Introduction

HyperLoom is a platform for defining and executing workflow pipelines in a distributed environment. HyperLoom aims to be a highly scalable framework that is able to efficiently execute millions of interconnected tasks on hundreds of computational nodes.

User defines and submits a plan - a computational graph (Directed Acyclic Graph) that captures dependencies between computational tasks. The HyperLoom infrastructure then automatically schedules the tasks on available nodes while managing all necessary data transfers.

Architecture

HyperLoom architecture is depicted in Fig. 1. HyperLoom consist of a server process that manages worker processes running on computational nodes and a client component that provides an user interface to HyperLoom.

The main components are:

  • client – The Python gateway to HyperLoom – it allows users to programmatically chain computational tasks into a plan and submit the plan to the server. It also provides a functionality to gather results of the submitted tasks after the computation finishes.
  • server – receives and decomposes a HyperLoom plan and reactively schedules tasks to run on available computational resources provided by workers.
  • worker – executes and runs tasks as scheduled by the server and inform the server about the task states. HyperLoom provides options to extend worker functionality by defining custom task or data types. (Server and worker are written in C++.)
Architecture scheme

Fig. 1 Architecture of HyperLoom

Basic terms

The basic elements of Loom’s programming model are: data object, task, and plan. A data object is an arbitrary data structure that can be serialized/deserialized. A task represents a computational unit that produces data objects. A plan is a set of interconnected tasks.

Tasks

A task is an object representing a computation together with its dependencies and a configuration.
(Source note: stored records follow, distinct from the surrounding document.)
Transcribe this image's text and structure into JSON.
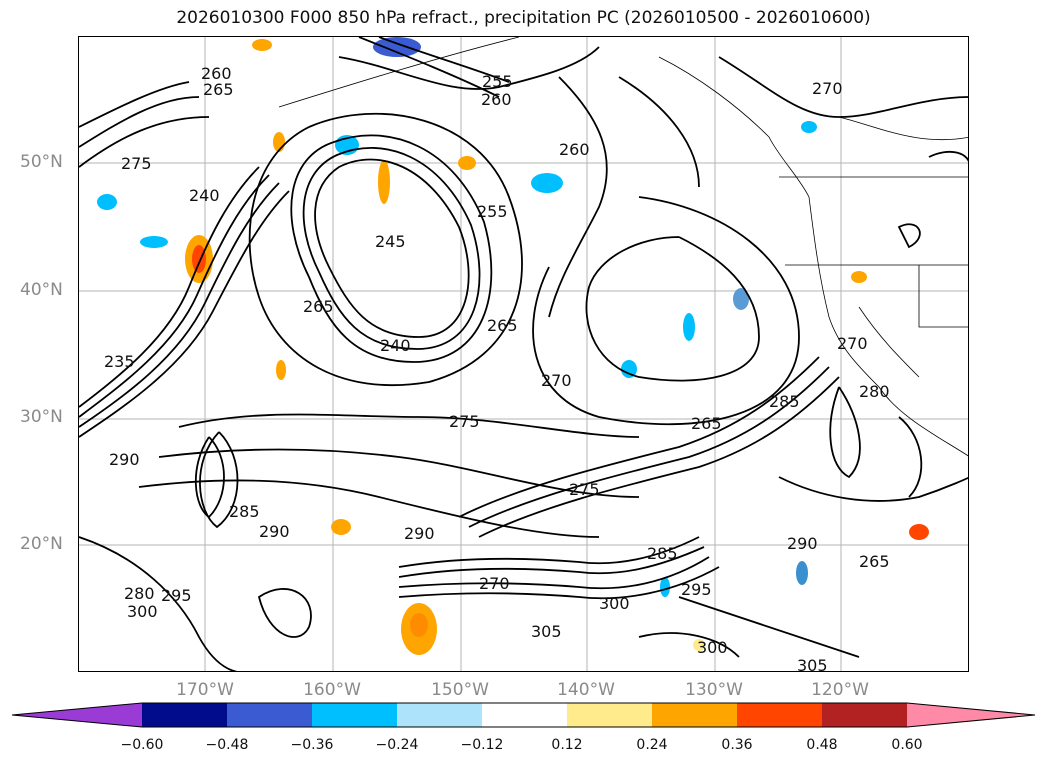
{
  "title": "2026010300 F000 850 hPa refract., precipitation PC (2026010500 - 2026010600)",
  "lat_labels": [
    "50°N",
    "40°N",
    "30°N",
    "20°N"
  ],
  "lon_labels": [
    "170°W",
    "160°W",
    "150°W",
    "140°W",
    "130°W",
    "120°W"
  ],
  "contour_labels": [
    "260",
    "265",
    "255",
    "260",
    "270",
    "275",
    "260",
    "240",
    "245",
    "255",
    "265",
    "240",
    "235",
    "265",
    "270",
    "275",
    "290",
    "280",
    "285",
    "290",
    "295",
    "275",
    "285",
    "290",
    "300",
    "305",
    "300",
    "270",
    "265",
    "285",
    "295",
    "300",
    "305",
    "280",
    "270",
    "290",
    "265"
  ],
  "colorbar": {
    "ticks": [
      "−0.60",
      "−0.48",
      "−0.36",
      "−0.24",
      "−0.12",
      "0.12",
      "0.24",
      "0.36",
      "0.48",
      "0.60"
    ],
    "colors": [
      "#9a3bd6",
      "#000c8c",
      "#3a5bd1",
      "#00bfff",
      "#ade3fb",
      "#ffffff",
      "#ffeb8c",
      "#ffa500",
      "#ff4500",
      "#b22222",
      "#ff8aa8"
    ]
  }
}
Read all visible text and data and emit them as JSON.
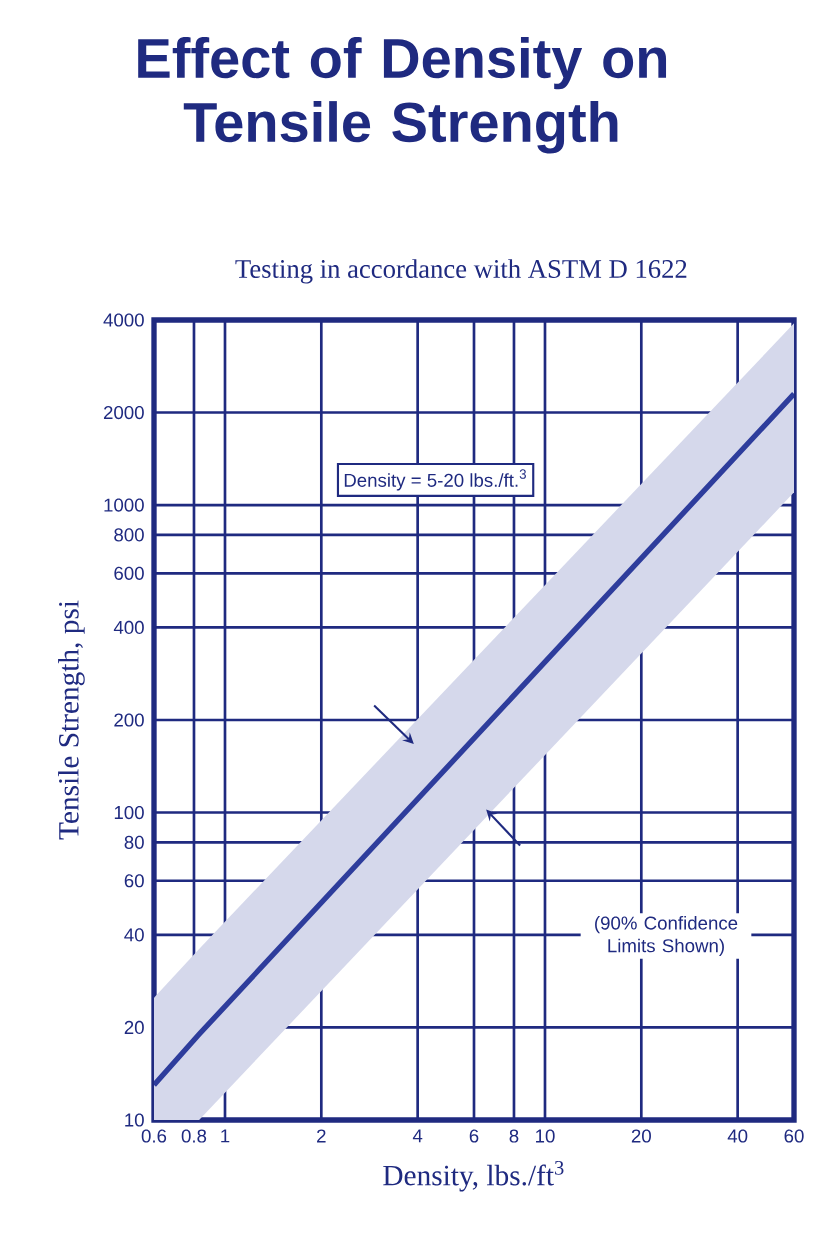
{
  "chart_data": {
    "type": "line",
    "title": "Effect of Density on Tensile Strength",
    "subtitle": "Testing in accordance with ASTM D 1622",
    "xlabel": "Density, lbs./ft$^{3}$",
    "ylabel": "Tensile Strength, psi",
    "annotations": [
      "Density = 5-20 lbs./ft.$^{3}$",
      "(90% Confidence Limits Shown)"
    ],
    "series": [
      {
        "color": "#2e3d9c",
        "x": [
          0.6,
          0.83,
          60
        ],
        "values": [
          13,
          19,
          2300
        ],
        "lower": [
          10,
          10,
          1100
        ],
        "upper": [
          25,
          36,
          3900
        ]
      }
    ],
    "log": "xy",
    "xlim": [
      0.6,
      60
    ],
    "ylim": [
      10,
      4000
    ],
    "xticks": [
      0.6,
      0.8,
      1,
      2,
      4,
      6,
      8,
      10,
      20,
      40,
      60
    ],
    "yticks": [
      10,
      20,
      40,
      60,
      80,
      100,
      200,
      400,
      600,
      800,
      1000,
      2000,
      4000
    ],
    "grid": true,
    "marker": "none",
    "line_style": "solid"
  }
}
Each task has the following attributes:

  • Task inputs – task’s prerequisites (some other tasks)
  • Task type – the specification of the procedure that should be executed
  • Task policy – defines how should be the task scheduled
  • Configuration – a sequence of bytes that is interpreted according the task type
  • Resource constraints

By task execution, we mean executing a procedure according to task type, which takes data objects and configuration, and returns a new data object. The input data objects are obtained as a result of executing tasks defined in task inputs. Resource constraints serve to express that a task execution may need some specific hardware or number of processes.

Plan

Plan is a set of tasks. Plan has to form a finite asyclic directed multigraph where nodes are tasks and arcs express input dependencies between tasks. Plan execution is an execution of tasks according to the dependencies defined in the graph.

Note

  • We have formally restricted each task to return only a single data object as its result. However, a task can produce more results by returning an array of data objects.
  • Input data objects are always results of a previous tasks. To create a specific constant data object, there is a standard task (tasks.const in Python API) that takes no input and only creates a data object from its configuration.

Symbols

Customization and extendability are important concepts of HyperLoom. HyperLoom is designed to enable creating customized workers that providies new task types, data objects and resources. HyperLoom uses the concept of name spaces to avoid potential name clashes between different workers. Each type of data object, task type and resource type is identified by a symbol. Symbols are hierarchically organized and the slash character / is used as the separator of each level (e.g. loom/data/const). All built-in task types, data object types, and resource types always start with loom/ prefix. Other objects introduced in a a specialized worker should introduce its own prefix.

Data objects

Data objects are fundamental entities in HyperLoom. They represent values that serves as arguments and results of tasks. There are the following build-in basic types of data objects:

  • Plain object – An anonymous sequence of bytes without any additional interpretation by HyperLoom.
  • File – A handler to an external file on shared file system. From the user’s perspective, it behaves like a plain object; except when a data transfer between nodes occurs, only a path to the file is transferred.
  • Array – A sequence of arbitrary data objects
  • Index – A logical view over a D-Object data object with a list of positions. It is used to slice data according some positions (e.g. positions of the new-line character to extract lines). It behaves like an array without explicit storing of each entry.
  • PyObj – Contains an arbitrary Python object

We call objects that are able to provide a content as continous chunk of memory as D-Objects. Plain object and File object are D-Objects; Array, Index, and PyObj are not D-Objects.

Each data object

  • size – the number of bytes needed to store the object
  • length – the number of ‘inner pieces’. Length is zero when an object has no inner structure. Plain objects and files have always zero length; an array has length equal to number of lements in the array.

Note

size is an approximation. For a plain object, it is the length of data itself without any metada. The size of an array is a sum of sizes of elements. The size of PyObj is obtained by sys.getsizeof.